Monday, October 08, 2018

Anthology on mental health in young adults: "(Don't) Call Me Crazy: 33 Voices Start the Conversation About Mental Health"

Editor: Kelly Jensen

Title: “(Don’t) Call Me Crazy: 33 Voices Start the Conversation About Mental Health”.

Publication: Oct. 2, 2018: Algonquin Young Readers, paper and Kindle, 240 pages, ISBN 978-1616207816, five chapters, parsed into 33 essays.

I learned about this book from Reid Ewing (@media_reid on Twitter) who has an essay on p. 95 “I underwent cosmetic surgery for my body dysmorphia and I wish I hadn’t”.  The detailed account is harrowing.  Reid sought the attention in 2008 of a plastic surgeon at age 19 when he thought he had to make his face “better”.  He got taken by unscrupulous doctors, it sounds like.  There were a few micro surgeries to fix this an that, and at one time he was mistaken for a “monster” in the California desert. What’s amazing is that in his public shows (including “Modern Family” and various films starting with “Fright Night” in 2011) and YouTube there is absolutely no hint of this history in his appearance (nor is there on Twitter).  Following “In the Moonlight (Do Me)” he actually made a second spirited song-video in 2012 called “Imagine Me Naked”.  While I’m at it, I’ll mention that I haven’t been able to find a potentially powerful (and now suddenly even more relevant, given politics) film about unwanted pregnancy that he appears in, “South Dakota” (2017), by Bruce Isaacson from Lionheart Films). Reid has developed an interest in manga and animation and may be moving in that career direction for film projects.

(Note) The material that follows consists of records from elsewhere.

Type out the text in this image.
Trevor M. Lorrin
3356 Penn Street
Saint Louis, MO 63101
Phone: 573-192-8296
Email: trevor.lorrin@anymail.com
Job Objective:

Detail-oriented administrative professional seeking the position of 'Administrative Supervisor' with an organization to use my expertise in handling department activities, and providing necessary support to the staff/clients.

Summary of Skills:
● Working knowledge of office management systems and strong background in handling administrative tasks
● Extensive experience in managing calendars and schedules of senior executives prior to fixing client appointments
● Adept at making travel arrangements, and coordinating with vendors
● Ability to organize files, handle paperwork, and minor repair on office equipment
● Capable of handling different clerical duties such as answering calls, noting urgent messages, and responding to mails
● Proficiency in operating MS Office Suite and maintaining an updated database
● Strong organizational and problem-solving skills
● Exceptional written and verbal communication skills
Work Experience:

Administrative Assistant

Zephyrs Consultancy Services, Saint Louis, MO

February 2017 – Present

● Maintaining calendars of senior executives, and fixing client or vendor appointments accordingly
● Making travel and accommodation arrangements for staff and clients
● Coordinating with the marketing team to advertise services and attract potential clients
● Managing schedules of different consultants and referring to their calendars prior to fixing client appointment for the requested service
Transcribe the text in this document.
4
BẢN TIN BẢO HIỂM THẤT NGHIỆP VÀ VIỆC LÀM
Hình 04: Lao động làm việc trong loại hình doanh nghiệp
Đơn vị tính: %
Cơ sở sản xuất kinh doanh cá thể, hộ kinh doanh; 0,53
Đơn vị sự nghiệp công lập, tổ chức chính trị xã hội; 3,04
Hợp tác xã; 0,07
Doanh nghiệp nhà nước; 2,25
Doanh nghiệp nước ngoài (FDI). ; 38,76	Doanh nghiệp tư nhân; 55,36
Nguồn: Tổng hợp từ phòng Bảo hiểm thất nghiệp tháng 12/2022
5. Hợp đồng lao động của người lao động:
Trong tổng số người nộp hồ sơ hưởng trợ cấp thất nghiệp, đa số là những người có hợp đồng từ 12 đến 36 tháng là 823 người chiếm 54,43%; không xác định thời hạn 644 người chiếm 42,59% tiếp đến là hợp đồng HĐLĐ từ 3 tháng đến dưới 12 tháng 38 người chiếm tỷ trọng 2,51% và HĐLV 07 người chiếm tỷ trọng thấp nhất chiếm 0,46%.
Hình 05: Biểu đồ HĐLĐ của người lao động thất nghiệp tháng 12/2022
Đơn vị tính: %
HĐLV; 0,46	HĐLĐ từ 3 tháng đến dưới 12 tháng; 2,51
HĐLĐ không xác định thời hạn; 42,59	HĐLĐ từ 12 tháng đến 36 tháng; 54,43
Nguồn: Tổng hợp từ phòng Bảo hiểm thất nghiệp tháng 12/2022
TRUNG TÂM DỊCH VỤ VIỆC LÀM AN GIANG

I’m getting ahead of myself here.  The five mega-chapters are (1) “What’s Crazy”; (2) “Where ‘Crazy’ Meets Culture”; (3) “The Mind-Body Connection” (where Reid’s piece appears); (4) “Beyond Stress and Sadness”; (5) “To Be Okay”.

The very first chapter gets into the idea of “Defying Definition” (Shaun David Hutchinson).  The Ashley Holstrom follows with essays on topics like hair pulling and various habits.

Heid Heilig has an important piece in Part 2, “What we’re born with and what we pick up along the way”.  She talks about how mental illness is portrayed today in young adult fiction.
All of this is somewhat relevant to me because my own experience at NIH in the fall of 1962, which I describe in detail .  I recall displaying a certain tendency to berate other less intact patients for having even more trouble conforming to the demands of “society” to fit in to proper social and gender roles than I did.  I remember a ping pong tournament where I used a strategy of “keep the ball on the table” and let the “crazies” beat themselves with wild slams, and then scream with anger at how I was lowballing them.

It strikes me that some of the more violent members in all of “these” demonstrations (either on Antifa or the alt-right) have disguised mental health problems.  And the paparazzi love to film them to make themselves look well and strong in comparison.
 By the way, "33" is the number of variations in a major Beethoven work (the Diabelli Variations). 

Friday, October 05, 2018

Scientific American: "Wonders of the Cosmos"

The editors of Scientific American offer a challenging e-book “Wonders of the Cosmos” (2018).
There is an introduction by Andrew Gawrelewski, “Mysterious Universe”.
There are four sections: (1) “How did the universe begin”?;  (2) “Cosmic Cartography”; (3) “”Life Wild Phenomena”; (4) “Life Off Earth”.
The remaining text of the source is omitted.